CA Paris, 3e ch. B, 2 juin 2006, n° 05/07763
PARIS
Arrêt
PARTIES
Demandeur :
ORSANS PRODUCTIONS (SAS)
Défendeur :
AYACHE
COMPOSITION DE LA JURIDICTION
Président :
Monsieur Pierre-Alain WEILL
Conseillers :
Madame Véronique CATRY, Madame Hélène JOURDIER
Avoués :
SCP RIBAUT, SCP VARIN - PETIT
Avocats :
Me Benjamin SARFATI, Me Elisabeth GUYOT
Le 3 septembre 1990, la société italienne SACHER FILM et la société française
BANFILM ont conclu un contrat pour la production et l'exploitation du film ' Le porteur de serviette'.

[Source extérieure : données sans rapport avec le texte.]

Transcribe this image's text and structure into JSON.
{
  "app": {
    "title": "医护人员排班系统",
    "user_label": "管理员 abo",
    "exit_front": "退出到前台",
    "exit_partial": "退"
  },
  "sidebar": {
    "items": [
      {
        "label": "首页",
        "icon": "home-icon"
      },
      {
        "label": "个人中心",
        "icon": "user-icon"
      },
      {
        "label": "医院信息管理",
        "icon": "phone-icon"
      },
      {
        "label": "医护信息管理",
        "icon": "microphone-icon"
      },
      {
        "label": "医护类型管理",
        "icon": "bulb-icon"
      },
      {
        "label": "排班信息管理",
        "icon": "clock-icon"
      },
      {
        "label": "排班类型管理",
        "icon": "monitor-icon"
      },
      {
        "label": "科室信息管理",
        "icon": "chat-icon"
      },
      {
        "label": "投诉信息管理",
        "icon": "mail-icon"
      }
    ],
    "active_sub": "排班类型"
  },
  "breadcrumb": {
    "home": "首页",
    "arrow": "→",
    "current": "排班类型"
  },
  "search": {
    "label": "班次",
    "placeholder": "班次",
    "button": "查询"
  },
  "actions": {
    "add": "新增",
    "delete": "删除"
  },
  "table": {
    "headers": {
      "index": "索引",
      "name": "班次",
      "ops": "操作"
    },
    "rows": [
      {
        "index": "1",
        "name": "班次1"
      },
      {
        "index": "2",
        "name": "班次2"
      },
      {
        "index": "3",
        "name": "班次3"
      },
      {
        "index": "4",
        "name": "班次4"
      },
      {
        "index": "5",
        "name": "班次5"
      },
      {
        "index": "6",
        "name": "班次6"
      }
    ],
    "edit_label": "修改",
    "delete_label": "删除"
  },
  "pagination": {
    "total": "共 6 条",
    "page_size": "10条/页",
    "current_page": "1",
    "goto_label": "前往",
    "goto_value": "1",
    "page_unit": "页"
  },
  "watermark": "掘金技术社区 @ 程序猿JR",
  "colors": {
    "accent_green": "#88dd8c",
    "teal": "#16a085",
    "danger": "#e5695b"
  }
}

Le 1er octobre 1990, la société BANFILM et la société PYRAMIDE PRODUCTIONS devenue ORSANS PRODUCTION ont conclu un contrat complémentaire relatif à la production , l'exploitation et la propriété du film, concernant la part de BANFILM dans la copropriété franco-italienne.
Le 4 novembre 1999, la société BANFILM a été mise en liquidation judiciaire par jugement du tribunal de commerce de PARIS .
Le 29 septembre 2000, la société API GESTION a offert d'acquérir les droits sur le film pour le prix de 565.000 francs hors taxe soit 90.871,05 € TVA comprise au taux de 5,5 %.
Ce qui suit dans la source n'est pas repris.